12. Tensile Strength Characterization
Make test specimens, see Learning Activity #2
Clamp specimen to T-Line
Conduct tension tests
Read Learning Activity #2. Make sure the students differentiate between weight and mass in the calculations. The recommended testing program is specified in the manual. There are three different width bars to characterize for tensile strength. You might split the work between the different teams.

13. Tensile Strength Plot Tensile Strength (Newtons) vs. Member Width (mm)
Generate linear regression through (0,0)
Observe the small amount of ‘scatter’ among the three data points for each member width. This indicates some experimental error and natural variability among samples. The linear regression should show a linear relationship between the tensile strength and member width. This characterization data gives you extremely high confidence knowing the tensile strength of any member width between 0mm and 8mm. But beware of extrapolating much beyond 8mm without some more characterization data.
Use this data to calculate your Factor of Safety on members shaped as bars. Knowing the width of the bar you can easily find the tensile strength failing point.
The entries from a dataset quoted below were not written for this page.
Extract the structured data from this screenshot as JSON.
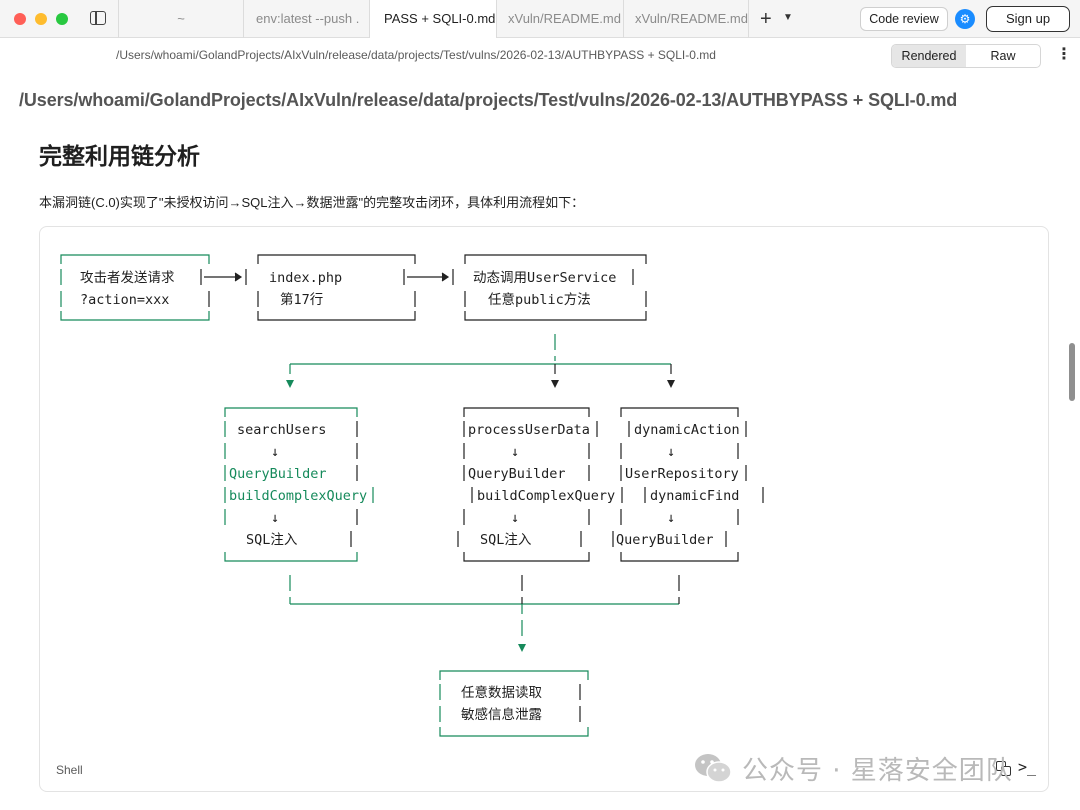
{
  "window": {
    "tabs": [
      {
        "label": "~",
        "active": false
      },
      {
        "label": "env:latest  --push .",
        "active": false
      },
      {
        "label": "PASS + SQLI-0.md",
        "active": true
      },
      {
        "label": "xVuln/README.md",
        "active": false
      },
      {
        "label": "xVuln/README.md",
        "active": false
      }
    ],
    "new_tab_symbol": "+",
    "menu_chevron": "⌄",
    "code_review_label": "Code review",
    "sign_up_label": "Sign up"
  },
  "pathbar": {
    "path": "/Users/whoami/GolandProjects/AIxVuln/release/data/projects/Test/vulns/2026-02-13/AUTHBYPASS + SQLI-0.md",
    "view_modes": [
      "Rendered",
      "Raw"
    ],
    "active_view": "Rendered"
  },
  "document": {
    "path_heading": "/Users/whoami/GolandProjects/AIxVuln/release/data/projects/Test/vulns/2026-02-13/AUTHBYPASS + SQLI-0.md",
    "section_title": "完整利用链分析",
    "intro": "本漏洞链(C.0)实现了\"未授权访问→SQL注入→数据泄露\"的完整攻击闭环，具体利用流程如下：",
    "code_language": "Shell",
    "diagram": {
      "attacker": [
        "攻击者发送请求",
        "?action=xxx"
      ],
      "index": [
        "index.php",
        "第17行"
      ],
      "dispatch": [
        "动态调用UserService",
        "任意public方法"
      ],
      "branch1": [
        "searchUsers",
        "↓",
        "QueryBuilder",
        "buildComplexQuery",
        "↓",
        "SQL注入"
      ],
      "branch2": [
        "processUserData",
        "↓",
        "QueryBuilder",
        "buildComplexQuery",
        "↓",
        "SQL注入"
      ],
      "branch3": [
        "dynamicAction",
        "↓",
        "UserRepository",
        "dynamicFind",
        "↓",
        "QueryBuilder"
      ],
      "result": [
        "任意数据读取",
        "敏感信息泄露"
      ]
    }
  },
  "watermark": {
    "text": "公众号 · 星落安全团队"
  },
  "colors": {
    "highlight_green": "#168a5b",
    "text_dark": "#1f1f1f",
    "accent_blue": "#1a8cff"
  }
}
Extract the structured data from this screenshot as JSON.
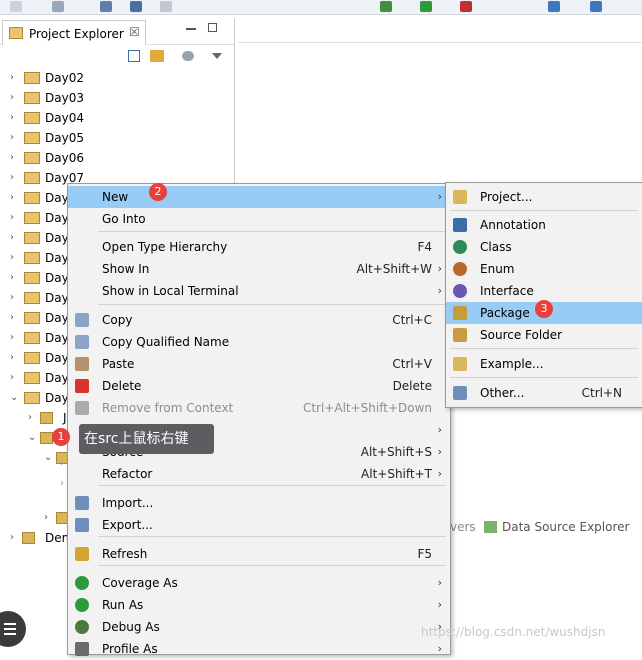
{
  "explorer": {
    "title": "Project Explorer",
    "close_glyph": "☒",
    "projects": [
      "Day02",
      "Day03",
      "Day04",
      "Day05",
      "Day06",
      "Day07",
      "Day",
      "Day",
      "Day",
      "Day",
      "Day",
      "Day",
      "Day",
      "Day",
      "Day",
      "Day",
      "Day"
    ],
    "row_j": "J",
    "row_demo": "Dem"
  },
  "context_menu": {
    "items": [
      {
        "label": "New",
        "accel": "",
        "submenu": true
      },
      {
        "label": "Go Into",
        "accel": "",
        "submenu": false
      },
      {
        "label": "Open Type Hierarchy",
        "accel": "F4",
        "submenu": false
      },
      {
        "label": "Show In",
        "accel": "Alt+Shift+W",
        "submenu": true
      },
      {
        "label": "Show in Local Terminal",
        "accel": "",
        "submenu": true
      },
      {
        "label": "Copy",
        "accel": "Ctrl+C",
        "submenu": false
      },
      {
        "label": "Copy Qualified Name",
        "accel": "",
        "submenu": false
      },
      {
        "label": "Paste",
        "accel": "Ctrl+V",
        "submenu": false
      },
      {
        "label": "Delete",
        "accel": "Delete",
        "submenu": false
      },
      {
        "label": "Remove from Context",
        "accel": "Ctrl+Alt+Shift+Down",
        "submenu": false
      },
      {
        "label": "Build Path",
        "accel": "",
        "submenu": true
      },
      {
        "label": "Source",
        "accel": "Alt+Shift+S",
        "submenu": true
      },
      {
        "label": "Refactor",
        "accel": "Alt+Shift+T",
        "submenu": true
      },
      {
        "label": "Import...",
        "accel": "",
        "submenu": false
      },
      {
        "label": "Export...",
        "accel": "",
        "submenu": false
      },
      {
        "label": "Refresh",
        "accel": "F5",
        "submenu": false
      },
      {
        "label": "Coverage As",
        "accel": "",
        "submenu": true
      },
      {
        "label": "Run As",
        "accel": "",
        "submenu": true
      },
      {
        "label": "Debug As",
        "accel": "",
        "submenu": true
      },
      {
        "label": "Profile As",
        "accel": "",
        "submenu": true
      }
    ],
    "arrow_glyph": "›"
  },
  "new_submenu": {
    "items": [
      {
        "label": "Project...",
        "accel": ""
      },
      {
        "label": "Annotation",
        "accel": ""
      },
      {
        "label": "Class",
        "accel": ""
      },
      {
        "label": "Enum",
        "accel": ""
      },
      {
        "label": "Interface",
        "accel": ""
      },
      {
        "label": "Package",
        "accel": ""
      },
      {
        "label": "Source Folder",
        "accel": ""
      },
      {
        "label": "Example...",
        "accel": ""
      },
      {
        "label": "Other...",
        "accel": "Ctrl+N"
      }
    ]
  },
  "badges": {
    "one": "1",
    "two": "2",
    "three": "3"
  },
  "tooltip": "在src上鼠标右键",
  "bottom_panel": {
    "partial_tab": "vers",
    "tab": "Data Source Explorer"
  },
  "watermark": "https://blog.csdn.net/wushdjsn",
  "colors": {
    "highlight": "#99ccf4",
    "badge": "#e8413c",
    "tooltip_bg": "#5b5d61"
  }
}
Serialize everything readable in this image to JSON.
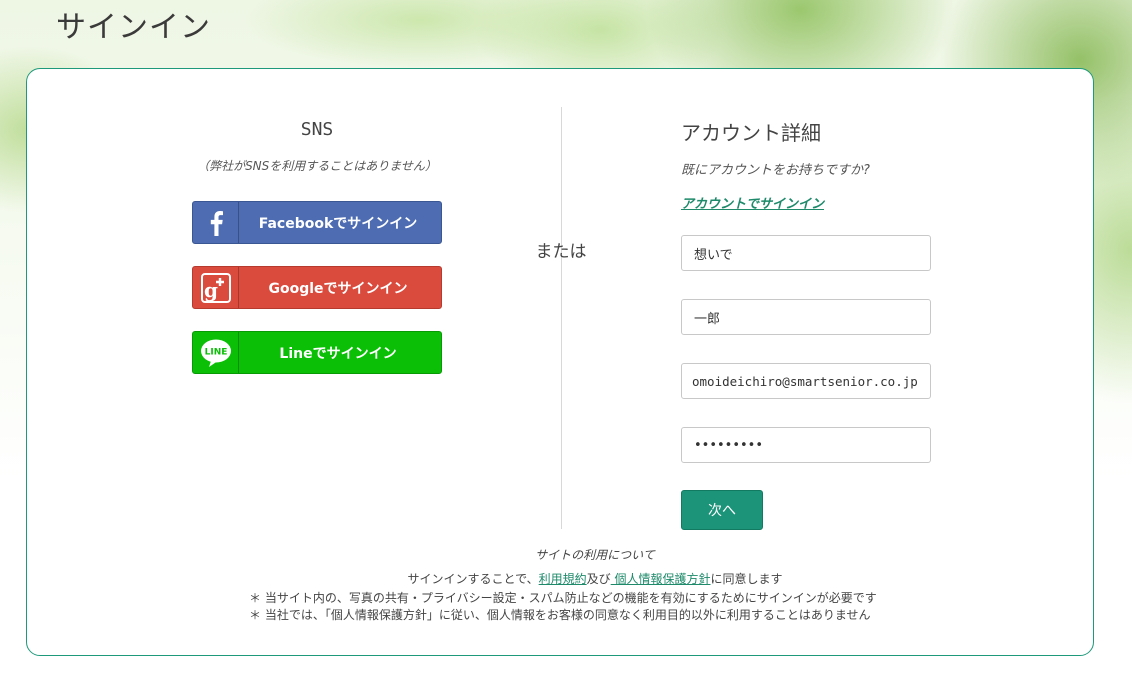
{
  "page": {
    "title": "サインイン"
  },
  "sns": {
    "title": "SNS",
    "note": "（弊社がSNSを利用することはありません）",
    "facebook_label": "Facebookでサインイン",
    "google_label": "Googleでサインイン",
    "line_label": "Lineでサインイン",
    "line_icon_text": "LINE"
  },
  "separator": {
    "or_label": "または"
  },
  "account": {
    "title": "アカウント詳細",
    "question": "既にアカウントをお持ちですか?",
    "signin_link": "アカウントでサインイン",
    "last_name": "想いで",
    "first_name": "一郎",
    "email": "omoideichiro@smartsenior.co.jp",
    "password": "•••••••••",
    "next_label": "次へ"
  },
  "footer": {
    "title": "サイトの利用について",
    "agree_prefix": "サインインすることで、",
    "terms_link": "利用規約",
    "and_text": "及び",
    "privacy_link": " 個人情報保護方針",
    "agree_suffix": "に同意します",
    "note1": "＊ 当サイト内の、写真の共有・プライバシー設定・スパム防止などの機能を有効にするためにサインインが必要です",
    "note2": "＊ 当社では、「個人情報保護方針」に従い、個人情報をお客様の同意なく利用目的以外に利用することはありません"
  },
  "colors": {
    "accent": "#1b9479",
    "facebook": "#4d6cb2",
    "google": "#da4b3e",
    "line": "#0bbf07"
  }
}
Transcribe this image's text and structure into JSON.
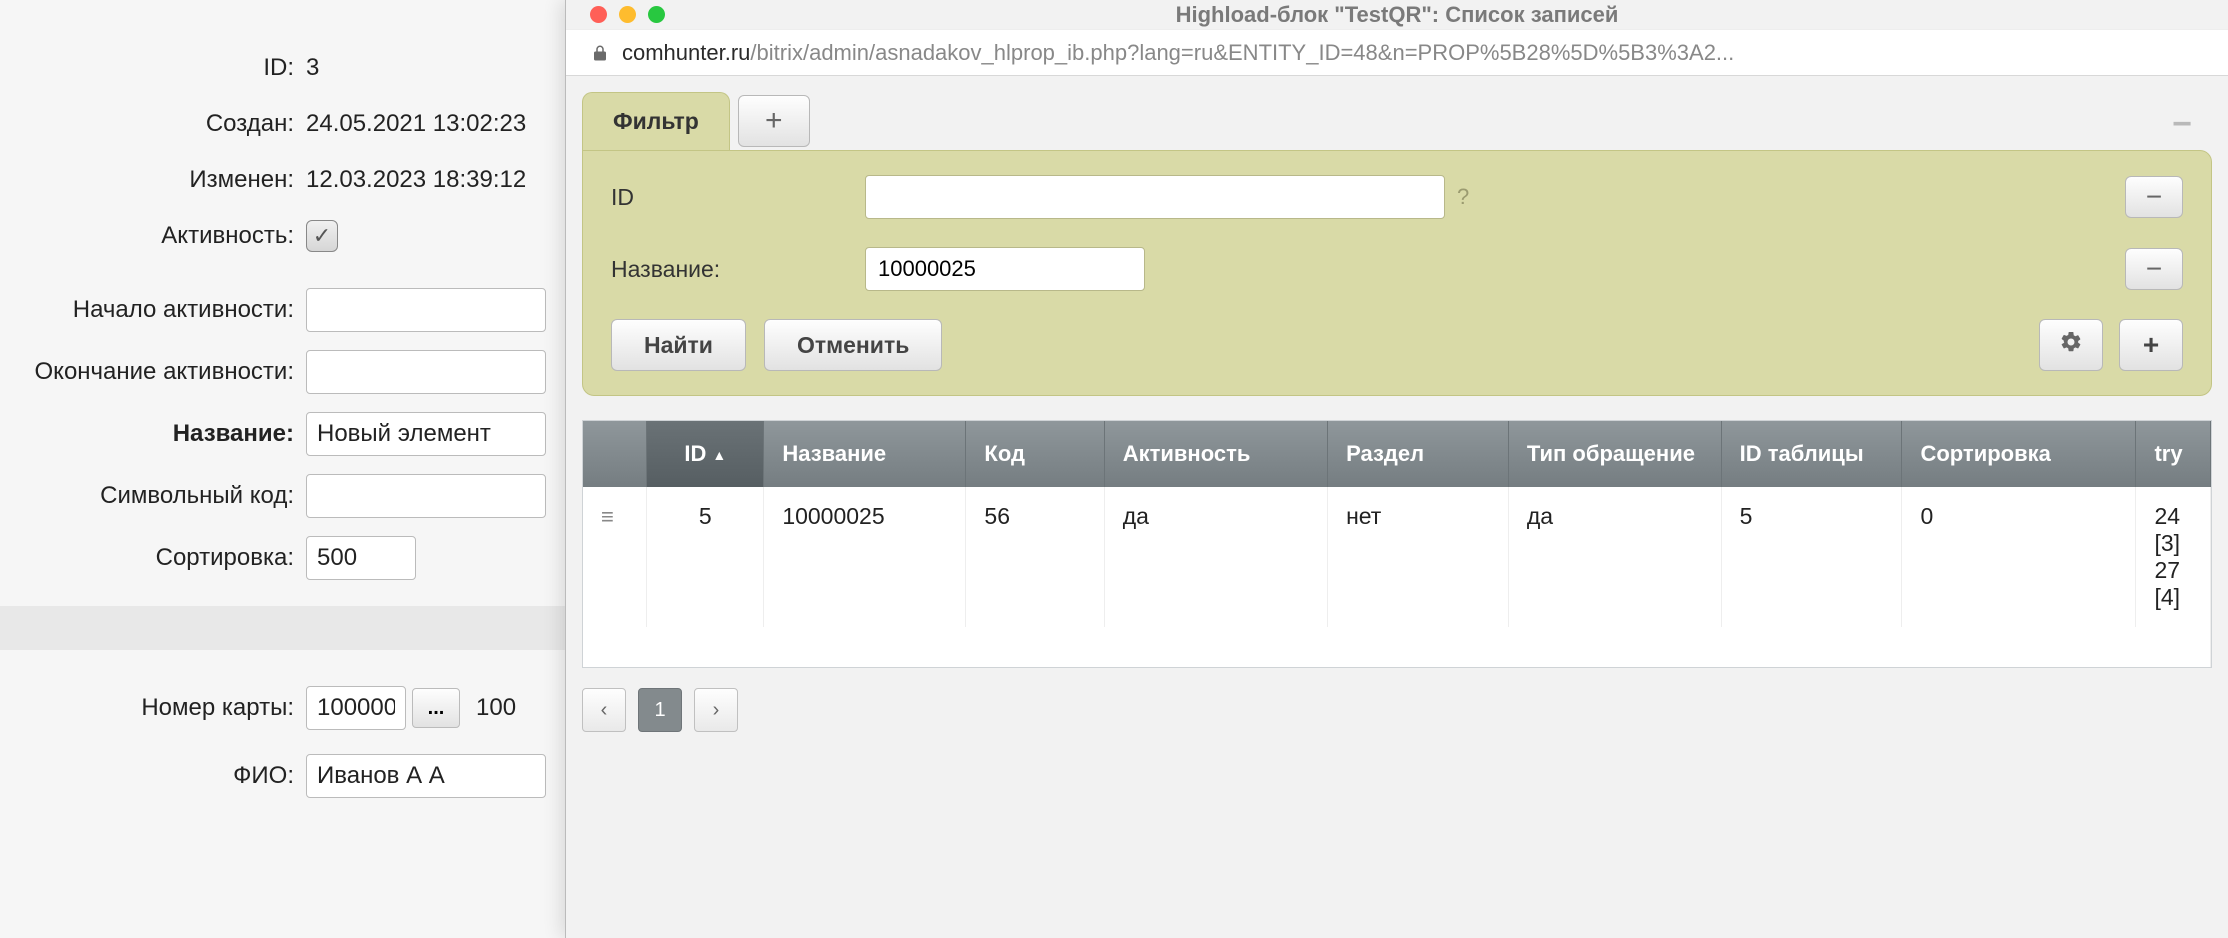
{
  "background_form": {
    "id_label": "ID:",
    "id_value": "3",
    "created_label": "Создан:",
    "created_value": "24.05.2021 13:02:23",
    "modified_label": "Изменен:",
    "modified_value": "12.03.2023 18:39:12",
    "active_label": "Активность:",
    "active_checked": true,
    "active_from_label": "Начало активности:",
    "active_from_value": "",
    "active_to_label": "Окончание активности:",
    "active_to_value": "",
    "name_label": "Название:",
    "name_value": "Новый элемент",
    "code_label": "Символьный код:",
    "code_value": "",
    "sort_label": "Сортировка:",
    "sort_value": "500",
    "card_label": "Номер карты:",
    "card_value": "100000",
    "card_lookup": "...",
    "card_after": "100",
    "fio_label": "ФИО:",
    "fio_value": "Иванов А А"
  },
  "window": {
    "title": "Highload-блок \"TestQR\": Список записей",
    "host": "comhunter.ru",
    "path": "/bitrix/admin/asnadakov_hlprop_ib.php?lang=ru&ENTITY_ID=48&n=PROP%5B28%5D%5B3%3A2..."
  },
  "filter": {
    "tab_label": "Фильтр",
    "id_label": "ID",
    "id_value": "",
    "name_label": "Название:",
    "name_value": "10000025",
    "find": "Найти",
    "cancel": "Отменить"
  },
  "table": {
    "columns": [
      "ID",
      "Название",
      "Код",
      "Активность",
      "Раздел",
      "Тип обращение",
      "ID таблицы",
      "Сортировка",
      "try"
    ],
    "sorted_col_index": 0,
    "row": {
      "id": "5",
      "name": "10000025",
      "code": "56",
      "active": "да",
      "section": "нет",
      "type": "да",
      "table_id": "5",
      "sort": "0",
      "extra": "24\n[3]\n27\n[4]"
    }
  },
  "pager": {
    "prev": "‹",
    "current": "1",
    "next": "›"
  }
}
14. Compression Strength Characterization
Make test specimens, see Learning Activity #2
Support specimen on felt pads at C-Line
Conduct compression tests
Read Learning Activity #2. Make sure the students differentiate between weight and mass in the calculations. The recommended testing program is specified in the manual. There are two different cross-sectional shapes and three different lengths to characterize for compressive strength. You might split the work between the different teams.

15. Compressive Strength
Plot Compressive Strength (Newtons) vs. Member Length (cm)
Generate best fit curve to data
This plot shows data from both cross-sectional shapes that were characterized.
Unlike the tensile strength data, the compression data is not strongly linear. Use a best fit curve to fit the data. Observe the smaller tube has less compressive strength than the larger tube, as expected due to the smaller cross-sectional area.
Use this data to calculate your Factor of Safety on members shaped as tubes. Knowing the length of the tube you can easily find the compressive strength failing point.

16. Acknowledgements
This presentation is based on Learning Activity #2, Test the Strength of Structural Members from the book by Colonel Stephen J. Ressler, P.E., Ph.D., Designing and Building File-Folder Bridges
This Civil Structures module is heavily based on this book which is found in the documents directory of the module.
To model an engineering project, we will start with the truss structural analysis (Learning Activity #3) which takes Weeks 3 and 4 or this curriculum. Then we begin bridge construction (Learning Activity #1) in Week 5. After the students get the feel of constructing their bridge members, during Week 6 they will characterize the strength of different sized members (Learning Activity #2) to be able to calculate the Factor of Safety. Week 6 is also used to complete their bridge construction and do the weight testing.
This module does not address Learning Activities #4 and #5, but you are encouraged to complete them if time allows.